Thursday 13 May 2021

English Labour

Having picked at the scabs of my own party on Monday, I cannot resist joinng in the post mortem on Labour's performance in England. In my estimation,  Jonathan Calder rather than Peter Black has Hartlepool right. A metropolitan Labour apparatus decided that they knew better than the local party who should represent them. It is a process which began in the 1990s after Tony Blair used personal networking to get selected for the then-safe seat of Sedgefield. (It has to be said that Blair had more connection with Co. Durham than some other planted MPs.) Chris Mullin (born in Chelmsford) followed in 1987 and then Peter Mandelson in Hartlepool in1992. The faithful accepted the situation while Labour was winning nationally, but after 2010 they could no longer stomach being taken for granted.

There were warnings from history. The people of Leyton resented Patrick Gordon Walker being planted on them in 1965, their popular MP having been persuaded to resign to make way for Wilson's favourite for Foreign Secretary. Gordon Walker had been ousted in a racist campaign in Smethwick. More recently, Peter Law was deselected in Blaenau Gwent so that a favoured Labour daughter could take a seat in Cardiff Bay. Not only did Law win his seat as an independent in the Welsh general election of 2005, but his widow also retained the seat for the remainder of a second term after his death.

This mistake of selection was made against a background of loss of identity by the Labour party. Jeremy Corbyn was a divisive figure, but at least people knew what he stood for. Sir Keir Starmer may be a safe pair of hands, but he has yet to come across as a personality in his own right. The criticism of Keir Starmer's personality, that it is that of a colourless lawyer, is the same as that which used to attach to former First Minister Carwyn Jones. The only distinguishing feature so far of Sir Keir's custody of the Labour party is his ruthlessness in removing links, organisational or personal, with Jeremy Corbyn and Momentum, together with sniffing out any hint of anti-Semitism with the zeal of a witchfinder-general. This is not going to inspire confidence in members, even those who are far from Corbyn supporters.

No more can Labour count on the strength of manual trade unions in post-industrial Britain, nor loyalty to the labour movement on the part of the members of the unions that remain.

I am reminded of those televisual hymns to north-east Labour, the series When the Boat Comes in and Our Friends in the North. The former opens, as I recall, with a scene emblematic of a party losing touch with what should have been its natural constituency. An open-air speech by a Liberal MP seeking re-election is derided by the young hero and heroine of the series. "Pompous wind-bag" is a phrase that comes to mind. 

Carwyn Jones on Sunday Supplement said that early on he and (the late and much-missed) Rhodri Morgan consciously determined to be unapologetic about being Welsh in their campaigns for the Welsh Assembly, now Senedd. 

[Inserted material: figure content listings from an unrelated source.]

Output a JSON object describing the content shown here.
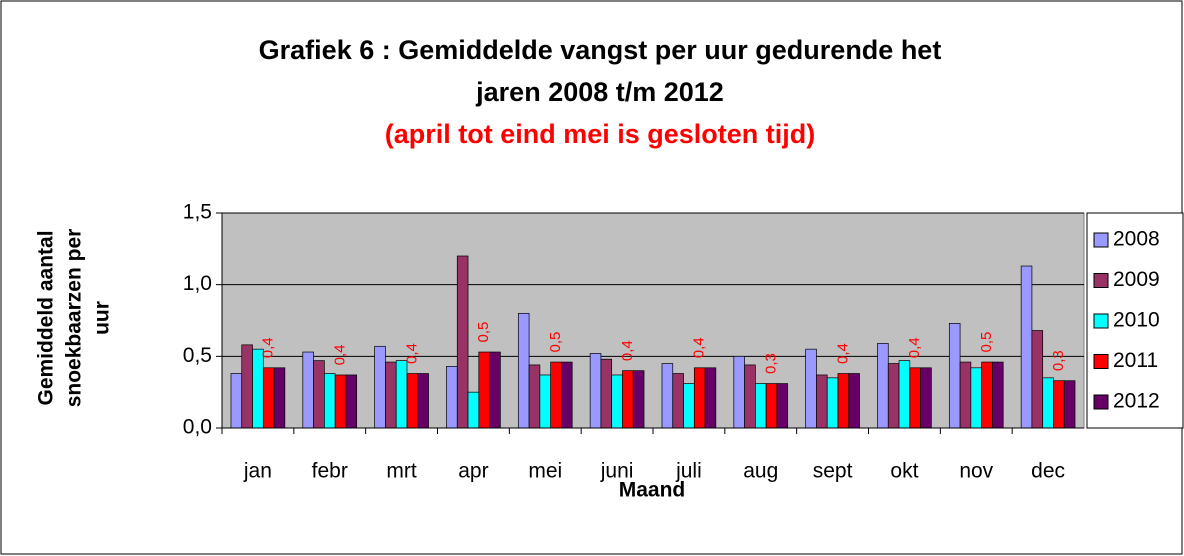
{
  "chart_data": {
    "type": "bar",
    "title": [
      "Grafiek 6 : Gemiddelde vangst per uur gedurende het",
      "jaren 2008 t/m 2012"
    ],
    "subtitle": "(april tot eind mei is gesloten tijd)",
    "x_label": "Maand",
    "y_label": [
      "Gemiddeld aantal",
      "snoekbaarzen per",
      "uur"
    ],
    "categories": [
      "jan",
      "febr",
      "mrt",
      "apr",
      "mei",
      "juni",
      "juli",
      "aug",
      "sept",
      "okt",
      "nov",
      "dec"
    ],
    "series": [
      {
        "name": "2008",
        "color": "#9999ff",
        "values": [
          0.38,
          0.53,
          0.57,
          0.43,
          0.8,
          0.52,
          0.45,
          0.5,
          0.55,
          0.59,
          0.73,
          1.13
        ]
      },
      {
        "name": "2009",
        "color": "#993366",
        "values": [
          0.58,
          0.47,
          0.46,
          1.2,
          0.44,
          0.48,
          0.38,
          0.44,
          0.37,
          0.45,
          0.46,
          0.68
        ]
      },
      {
        "name": "2010",
        "color": "#00ffff",
        "values": [
          0.55,
          0.38,
          0.47,
          0.25,
          0.37,
          0.37,
          0.31,
          0.31,
          0.35,
          0.47,
          0.42,
          0.35
        ]
      },
      {
        "name": "2011",
        "color": "#ff0000",
        "values": [
          0.42,
          0.37,
          0.38,
          0.53,
          0.46,
          0.4,
          0.42,
          0.31,
          0.38,
          0.42,
          0.46,
          0.33
        ],
        "value_labels": [
          "0,4",
          "0,4",
          "0,4",
          "0,5",
          "0,5",
          "0,4",
          "0,4",
          "0,3",
          "0,4",
          "0,4",
          "0,5",
          "0,3"
        ]
      },
      {
        "name": "2012",
        "color": "#660066",
        "values": [
          0.42,
          0.37,
          0.38,
          0.53,
          0.46,
          0.4,
          0.42,
          0.31,
          0.38,
          0.42,
          0.46,
          0.33
        ]
      }
    ],
    "ylim": [
      0,
      1.5
    ],
    "yticks": [
      {
        "value": 0,
        "label": "0,0"
      },
      {
        "value": 0.5,
        "label": "0,5"
      },
      {
        "value": 1.0,
        "label": "1,0"
      },
      {
        "value": 1.5,
        "label": "1,5"
      }
    ],
    "grid": true
  }
}
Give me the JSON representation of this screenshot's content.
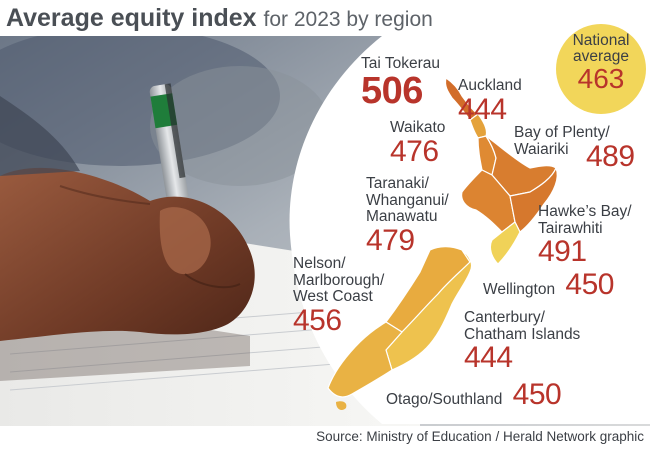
{
  "title": {
    "bold": "Average equity index",
    "light": "for 2023 by region"
  },
  "national": {
    "label": "National\naverage",
    "value": "463"
  },
  "regions": [
    {
      "id": "tai-tokerau",
      "name": "Tai Tokerau",
      "value": "506",
      "color": "#d26d2a"
    },
    {
      "id": "auckland",
      "name": "Auckland",
      "value": "444",
      "color": "#e4a23b"
    },
    {
      "id": "waikato",
      "name": "Waikato",
      "value": "476",
      "color": "#df8a33"
    },
    {
      "id": "bay-of-plenty",
      "name": "Bay of Plenty/\nWaiariki",
      "value": "489",
      "color": "#d87d2f"
    },
    {
      "id": "taranaki",
      "name": "Taranaki/\nWhanganui/\nManawatu",
      "value": "479",
      "color": "#dc8431"
    },
    {
      "id": "hawkes-bay",
      "name": "Hawke’s Bay/\nTairawhiti",
      "value": "491",
      "color": "#d6782d"
    },
    {
      "id": "wellington",
      "name": "Wellington",
      "value": "450",
      "color": "#f0d258"
    },
    {
      "id": "nelson",
      "name": "Nelson/\nMarlborough/\nWest Coast",
      "value": "456",
      "color": "#e8ab3f"
    },
    {
      "id": "canterbury",
      "name": "Canterbury/\nChatham Islands",
      "value": "444",
      "color": "#eec24e"
    },
    {
      "id": "otago",
      "name": "Otago/Southland",
      "value": "450",
      "color": "#e9b244"
    }
  ],
  "colors": {
    "value": "#b8342b",
    "text": "#3b3f45",
    "national_bg": "#f2d65a"
  },
  "source": "Source: Ministry of Education / Herald Network graphic"
}
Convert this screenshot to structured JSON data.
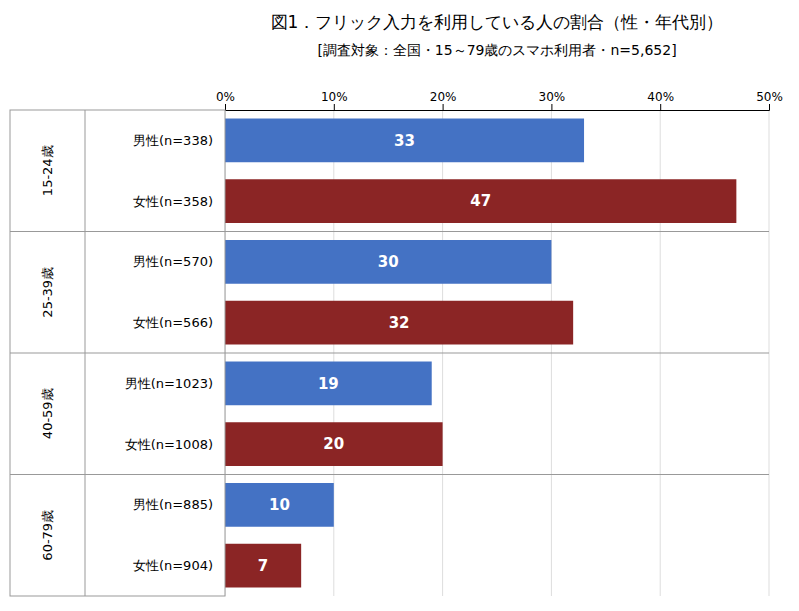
{
  "chart_data": {
    "type": "bar",
    "orientation": "horizontal",
    "title": "図1．フリック入力を利用している人の割合（性・年代別）",
    "subtitle": "[調査対象：全国・15～79歳のスマホ利用者・n=5,652]",
    "categories": [
      "男性(n=338)",
      "女性(n=358)",
      "男性(n=570)",
      "女性(n=566)",
      "男性(n=1023)",
      "女性(n=1008)",
      "男性(n=885)",
      "女性(n=904)"
    ],
    "values": [
      33,
      47,
      30,
      32,
      19,
      20,
      10,
      7
    ],
    "colors": [
      "#4472C4",
      "#8B2525",
      "#4472C4",
      "#8B2525",
      "#4472C4",
      "#8B2525",
      "#4472C4",
      "#8B2525"
    ],
    "groups": [
      "15-24歳",
      "25-39歳",
      "40-59歳",
      "60-79歳"
    ],
    "xlim": [
      0,
      50
    ],
    "xticks": [
      {
        "value": 0,
        "label": "0%"
      },
      {
        "value": 10,
        "label": "10%"
      },
      {
        "value": 20,
        "label": "20%"
      },
      {
        "value": 30,
        "label": "30%"
      },
      {
        "value": 40,
        "label": "40%"
      },
      {
        "value": 50,
        "label": "50%"
      }
    ],
    "grid": true,
    "data_labels": true
  }
}
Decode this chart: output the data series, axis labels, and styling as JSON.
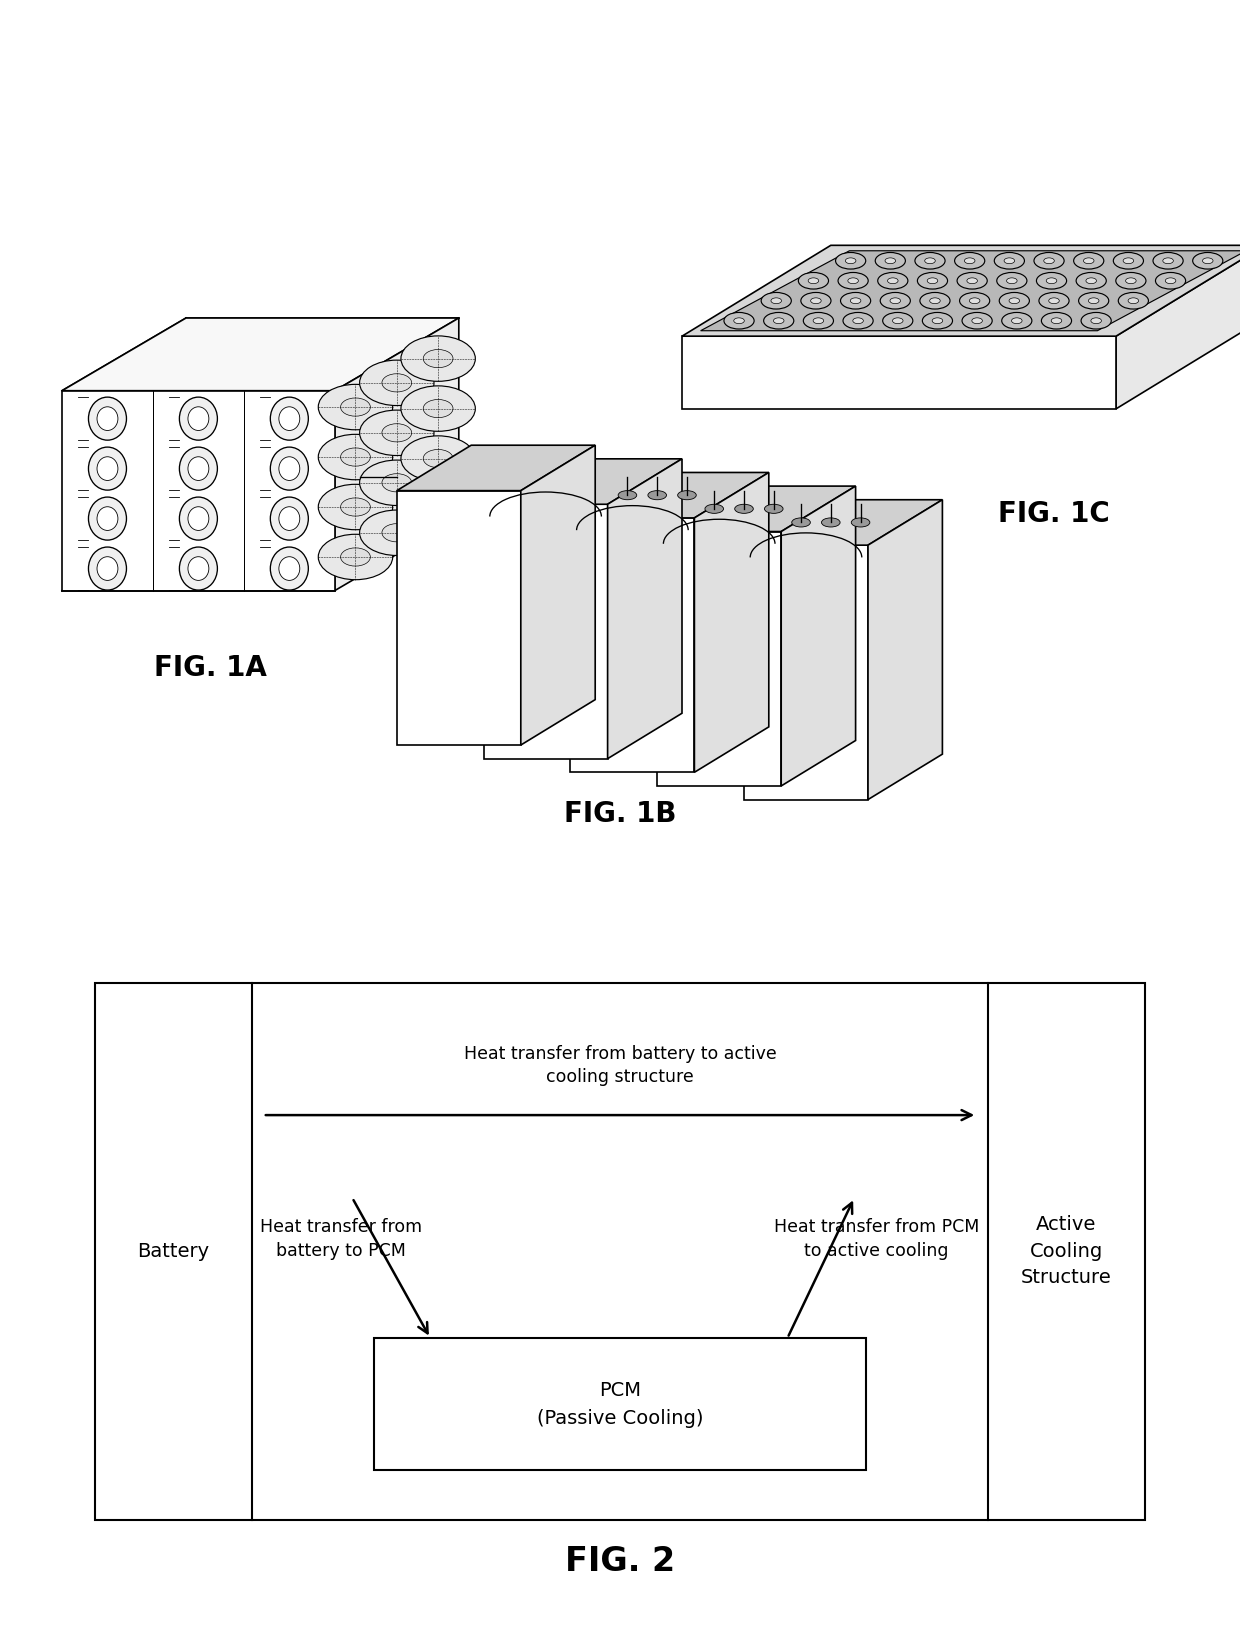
{
  "fig_size": [
    12.4,
    16.52
  ],
  "dpi": 100,
  "bg_color": "#ffffff",
  "fig1a_label": "FIG. 1A",
  "fig1b_label": "FIG. 1B",
  "fig1c_label": "FIG. 1C",
  "fig2_label": "FIG. 2",
  "battery_label": "Battery",
  "active_cooling_label": "Active\nCooling\nStructure",
  "pcm_label": "PCM\n(Passive Cooling)",
  "arrow1_text": "Heat transfer from battery to active\ncooling structure",
  "arrow2_text": "Heat transfer from\nbattery to PCM",
  "arrow3_text": "Heat transfer from PCM\nto active cooling"
}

Keir Starmer has been advised to look to Wales for ideas to recover his party's fortunes in England. Better perhaps would be to see what has happened in an English region, Merseyside. There are no Conservative councillors in Liverpool (or Birkenhead on the other side of the river, for that matter). There is a strong Liverpool Labour identity, in spite of the divisions caused by Militant and the current charges hanging over former mayor Joe Anderson. Michael Heseltine's efforts in the 1980s, well-meant in my opinion, but seen as pork-barrel politics by others, had no effect on the party map in Liverpool. What did help collect Liverpool together in an anti-Conservative laager was the ill-informed attack after Hillsborough on Liverpool fans by Margaret Thatcher and clearly Tory-inclined police chief relayed gleefully by Rupert Murdoch's Sun newspaper. A later attack on whingeing Scousers by Boris Johnson has cemented Liverpool's anti-Tory identity. 

An appeal to aspiration which worked for Tony Blair in 1997 is no longer good enough for electoral success. The way forward for Labour may be to create a series of identities, based on locality (which will mean trusting local constituency branches more) or common interest, interlocking under a shared ambit of democratic socialism. Sir Keir must divert the attacks in the media on himself personally to attacks on the party. Labour must not let itself plunge further down a death spiral. These suggestions may be impractical, but something must be done. The political scene in Britain needs a respectable viable outlet for socialist views just as it would be incomplete without a liberal party.